"Now you tell us all you know about the set-up on that island. How many guards, where they usually are, how they're armed, where Kendrick is kept. Everything. If you brief us well enough, we may succeed—and then we'll be back for you."
Pudgy had got the point. He had talked long and rapidly, feverishly giving Wales every scrap of information he possessed.
They had left him there, and had come by foot to the waterfront, and now if they had a boat, the island was only a little way ahead.
But there was no boat, not a canoe even, along these dark docks. Wales led the way farther along the waterfront. He dared not flash a light, and they might search all night amid these dark piers without success.
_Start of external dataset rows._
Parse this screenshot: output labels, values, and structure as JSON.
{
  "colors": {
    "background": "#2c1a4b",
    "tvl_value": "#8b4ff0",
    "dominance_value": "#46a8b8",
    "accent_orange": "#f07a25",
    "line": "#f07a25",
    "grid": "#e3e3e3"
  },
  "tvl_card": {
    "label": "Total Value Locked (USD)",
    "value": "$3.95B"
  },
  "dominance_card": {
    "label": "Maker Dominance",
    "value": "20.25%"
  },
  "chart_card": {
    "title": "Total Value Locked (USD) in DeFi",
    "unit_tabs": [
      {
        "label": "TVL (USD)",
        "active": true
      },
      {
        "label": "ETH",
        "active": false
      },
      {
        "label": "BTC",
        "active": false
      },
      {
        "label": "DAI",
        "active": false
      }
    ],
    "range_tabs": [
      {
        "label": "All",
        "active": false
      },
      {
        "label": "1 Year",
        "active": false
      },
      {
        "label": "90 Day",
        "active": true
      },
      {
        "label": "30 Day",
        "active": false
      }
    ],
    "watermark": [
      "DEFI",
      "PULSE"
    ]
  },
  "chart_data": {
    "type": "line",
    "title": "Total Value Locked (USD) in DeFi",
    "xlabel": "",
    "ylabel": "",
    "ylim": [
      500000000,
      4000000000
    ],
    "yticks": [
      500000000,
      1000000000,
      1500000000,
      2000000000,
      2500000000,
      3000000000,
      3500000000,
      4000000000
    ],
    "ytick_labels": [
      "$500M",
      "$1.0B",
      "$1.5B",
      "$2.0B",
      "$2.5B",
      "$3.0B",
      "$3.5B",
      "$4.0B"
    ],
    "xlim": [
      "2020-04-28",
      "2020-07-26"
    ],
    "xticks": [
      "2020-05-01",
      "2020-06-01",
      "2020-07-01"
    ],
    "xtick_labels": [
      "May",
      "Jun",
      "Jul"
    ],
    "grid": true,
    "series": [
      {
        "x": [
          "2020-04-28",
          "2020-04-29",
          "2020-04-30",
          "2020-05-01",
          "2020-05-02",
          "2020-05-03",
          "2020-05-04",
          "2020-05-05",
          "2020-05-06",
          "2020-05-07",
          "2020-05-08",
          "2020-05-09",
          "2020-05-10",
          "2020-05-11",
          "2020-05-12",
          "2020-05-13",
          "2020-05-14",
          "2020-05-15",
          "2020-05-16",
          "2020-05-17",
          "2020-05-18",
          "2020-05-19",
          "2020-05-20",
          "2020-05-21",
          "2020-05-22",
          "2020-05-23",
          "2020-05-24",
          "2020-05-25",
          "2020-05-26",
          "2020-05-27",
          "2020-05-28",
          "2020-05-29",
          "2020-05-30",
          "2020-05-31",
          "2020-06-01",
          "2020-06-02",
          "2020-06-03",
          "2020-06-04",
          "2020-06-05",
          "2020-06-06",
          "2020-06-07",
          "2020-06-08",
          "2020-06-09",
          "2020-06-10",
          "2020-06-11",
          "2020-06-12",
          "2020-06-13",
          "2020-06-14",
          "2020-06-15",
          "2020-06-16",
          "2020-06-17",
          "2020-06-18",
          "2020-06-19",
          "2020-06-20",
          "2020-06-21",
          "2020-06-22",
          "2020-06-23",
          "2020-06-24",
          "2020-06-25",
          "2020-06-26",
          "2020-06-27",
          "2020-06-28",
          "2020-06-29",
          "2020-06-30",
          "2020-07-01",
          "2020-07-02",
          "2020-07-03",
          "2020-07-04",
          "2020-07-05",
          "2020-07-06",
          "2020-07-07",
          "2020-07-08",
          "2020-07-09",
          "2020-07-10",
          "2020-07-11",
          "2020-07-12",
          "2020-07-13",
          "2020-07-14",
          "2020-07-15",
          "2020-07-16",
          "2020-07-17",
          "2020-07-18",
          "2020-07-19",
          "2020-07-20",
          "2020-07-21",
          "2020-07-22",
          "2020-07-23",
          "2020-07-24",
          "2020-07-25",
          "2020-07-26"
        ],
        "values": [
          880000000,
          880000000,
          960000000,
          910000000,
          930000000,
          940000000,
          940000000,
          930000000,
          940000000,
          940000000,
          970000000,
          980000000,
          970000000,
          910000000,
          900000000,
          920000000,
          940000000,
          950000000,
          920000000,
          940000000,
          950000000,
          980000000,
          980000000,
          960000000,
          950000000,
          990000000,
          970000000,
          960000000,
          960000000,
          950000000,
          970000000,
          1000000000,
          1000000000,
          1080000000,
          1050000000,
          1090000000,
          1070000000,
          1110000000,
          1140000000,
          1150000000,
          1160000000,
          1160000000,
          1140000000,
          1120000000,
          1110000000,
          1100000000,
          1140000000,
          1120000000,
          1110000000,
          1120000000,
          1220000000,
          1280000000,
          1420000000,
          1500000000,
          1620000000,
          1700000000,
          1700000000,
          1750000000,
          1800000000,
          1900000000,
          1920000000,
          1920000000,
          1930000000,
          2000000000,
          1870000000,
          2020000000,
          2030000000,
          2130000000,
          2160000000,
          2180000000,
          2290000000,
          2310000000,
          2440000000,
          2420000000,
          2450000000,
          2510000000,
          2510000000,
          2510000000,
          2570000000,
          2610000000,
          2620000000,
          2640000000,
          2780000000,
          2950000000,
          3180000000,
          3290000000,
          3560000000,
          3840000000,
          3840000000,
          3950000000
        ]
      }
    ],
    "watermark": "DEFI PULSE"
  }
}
He was beginning to despair, when they came to a small boatyard. He found a skiff by stumbling over it in the dark. There were no oars, but he soon forced the door of the dark office-shack and found those.
"Now before we start, Martha—" He was fitting the oars into locks that he'd made as silent as possible by rag mufflings. "—when we reach the island, I want you to stay on the shore and wait."
"I'm not afraid—" she began, but Wales cut her short.
"Listen, it's not that. I'll be in the dark there. If I have to shoot, I want to be sure I'm not shooting you by mistake."
He pushed out onto the water, and bent to the oars, rowing steadily. The tide was running, and he had to allow for that, but there was only a little choppiness on the Upper Harbor.